Journal

Tuesday, August 05, 2008

Elfless in Gaza

I am, for the record, having one of those days where I really wish that I could get hundreds of tiny elves to come in the night and do the mountains of overdue writing for me, and more elves to sign the pile of 2000 sheets of UK Graveyard Book limited edition papers with my signature, and maybe a couple of tallish elves who look an awful lot like me to come in and take over all of my possible personal or professional commitments that might involve traveling anywhere in the world, and frankly while we're on the subject I'd like a handful of elves to deal with the email backlog, the towering piles of things I really need to read, and even someone to blog for me. And don't even get me started on things that want blurbs or introductions. (Looks around balefully.)

I was convinced that all was doom and despair and hopeless and I would never write my way out of this and there weren't enough hours in the day or days in the week or anything when I finally got out of the house and went down to the bottom of the garden to write, and discovered, on the way, masses of late and forgotten raspberries on the raspberry canes. So I stopped and ate raspberries, and you can't be properly miserable or grumpy eating sun-warmed raspberries you're picking and eating yourself.

I'm just saying. You can't.

.....

Tor.com has gone live. This is a really good thing. Lots of excellent writers blogging. Much stuff to read. I learned that illustrator Pauline Baynes was dead from Tor.com, and I was saddened. I read Jo Walton on Eric Frank Russell and found myself posting a reply. I suspect that Tor.com will become what Patrick Nielsen Hayden said he was hoping it could be about when he first mentioned it to me at Eastercon -- a social and professional hub for SF on the interwebs. The automatic place to go if you're interested in genre, immediately after you've checked Locus online -- http://www.locusmag.com/.

....

iTunes has the latest Best of The Moth Podcast up. You can hear me telling my story of my sixteen-year old self's travel trouble, and also, from the same event, you can hear Edgar Oliver telling what happened when he returned to Savannah, which was my favourite of all the stories told that night. The open iTunes instruction (the downloads are all free) is http://phobos.apple.com/WebObjects/MZStore.woa/wa/viewPodcast?id=275699983. Sometimes these things do not work out of the US.

But here's some Edgar Oliver in conversation (and reading a poem) on YouTube. Yes, he really talks like that, his voice and accent musical and strange:



Hello
i went to Kyle Cassidy's live journal to see what was so objectionable with the photos (was it the t-shirt?...shrugs...they didn't look so evil to me) and i happened to see: NEIL FREAKING GAIMAN singing "i google you". Any chance of an audio clip of that being put up on your site? pretty please? i'm sure i'm not the only fan out there that would love to hear it!
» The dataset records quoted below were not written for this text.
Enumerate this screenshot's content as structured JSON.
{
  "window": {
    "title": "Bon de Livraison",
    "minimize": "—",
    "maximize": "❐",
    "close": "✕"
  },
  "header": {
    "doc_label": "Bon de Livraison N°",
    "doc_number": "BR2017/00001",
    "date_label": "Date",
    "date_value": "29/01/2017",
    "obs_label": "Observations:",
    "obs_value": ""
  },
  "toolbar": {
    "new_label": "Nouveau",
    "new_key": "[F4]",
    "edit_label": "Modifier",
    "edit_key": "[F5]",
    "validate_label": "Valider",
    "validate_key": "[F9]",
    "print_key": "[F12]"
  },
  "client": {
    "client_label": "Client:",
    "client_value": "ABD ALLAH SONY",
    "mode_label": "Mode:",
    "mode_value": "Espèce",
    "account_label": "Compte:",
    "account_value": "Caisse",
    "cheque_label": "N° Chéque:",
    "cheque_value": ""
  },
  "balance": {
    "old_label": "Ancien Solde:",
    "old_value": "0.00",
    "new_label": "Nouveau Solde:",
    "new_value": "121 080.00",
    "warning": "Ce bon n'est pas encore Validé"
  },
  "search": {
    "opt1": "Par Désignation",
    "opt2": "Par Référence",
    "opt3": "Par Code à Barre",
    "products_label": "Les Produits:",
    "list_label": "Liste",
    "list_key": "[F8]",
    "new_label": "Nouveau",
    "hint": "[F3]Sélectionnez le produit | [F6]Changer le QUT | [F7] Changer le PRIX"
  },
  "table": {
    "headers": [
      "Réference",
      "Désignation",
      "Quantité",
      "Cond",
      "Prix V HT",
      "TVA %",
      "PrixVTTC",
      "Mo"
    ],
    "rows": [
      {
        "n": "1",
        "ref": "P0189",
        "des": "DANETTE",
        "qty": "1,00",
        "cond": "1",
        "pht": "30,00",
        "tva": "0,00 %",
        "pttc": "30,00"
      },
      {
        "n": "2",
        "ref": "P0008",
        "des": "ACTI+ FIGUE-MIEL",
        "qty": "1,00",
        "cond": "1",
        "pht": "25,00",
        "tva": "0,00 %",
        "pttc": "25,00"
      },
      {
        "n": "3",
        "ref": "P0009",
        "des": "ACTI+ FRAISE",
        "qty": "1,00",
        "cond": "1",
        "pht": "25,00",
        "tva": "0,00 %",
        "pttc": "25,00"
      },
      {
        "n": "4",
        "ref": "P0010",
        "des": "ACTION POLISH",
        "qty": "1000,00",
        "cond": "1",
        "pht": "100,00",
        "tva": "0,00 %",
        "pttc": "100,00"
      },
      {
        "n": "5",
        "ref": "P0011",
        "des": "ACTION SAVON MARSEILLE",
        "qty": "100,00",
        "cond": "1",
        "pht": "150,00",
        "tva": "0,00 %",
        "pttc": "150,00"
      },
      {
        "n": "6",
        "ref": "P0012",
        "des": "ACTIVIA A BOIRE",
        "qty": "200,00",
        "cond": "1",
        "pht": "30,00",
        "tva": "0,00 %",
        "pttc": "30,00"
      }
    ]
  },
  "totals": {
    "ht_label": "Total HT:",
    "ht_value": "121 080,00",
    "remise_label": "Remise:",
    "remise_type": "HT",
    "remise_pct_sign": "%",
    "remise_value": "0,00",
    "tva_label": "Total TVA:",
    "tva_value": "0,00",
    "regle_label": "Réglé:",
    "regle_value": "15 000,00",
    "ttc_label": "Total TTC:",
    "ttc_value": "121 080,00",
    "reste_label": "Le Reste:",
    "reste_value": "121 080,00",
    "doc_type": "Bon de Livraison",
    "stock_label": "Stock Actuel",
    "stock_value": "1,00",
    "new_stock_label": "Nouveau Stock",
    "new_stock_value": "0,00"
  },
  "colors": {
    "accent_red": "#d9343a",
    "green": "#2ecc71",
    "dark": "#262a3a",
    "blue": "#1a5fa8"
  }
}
Well, that was me actually singing while Kyle was blogging. Shortly after that Amanda went off and came back with a small recording device and said "Sing that again into this," so I did. And I don't think anyone will ever hear that recording except her. On the other hand, she apparently sang "I Google You" last night in LA... so I imagine that it'll be out on the internet soon enough, sung by someone who can sing much better than I can.

(Goes and looks on YouTube.)

It's up already. (Warning: It's a very dark film, more or less an audio track, and the last two words of the song are cut off.) I love what she's done with the chords...



Edit to add -- I promised Amanda I'd replace this with a better version if one shows up on YouTube.

Edit even later, try this one:


...

Okay. I'm going back to the bottom of the garden to write about Selina Kyle and Joe Chill.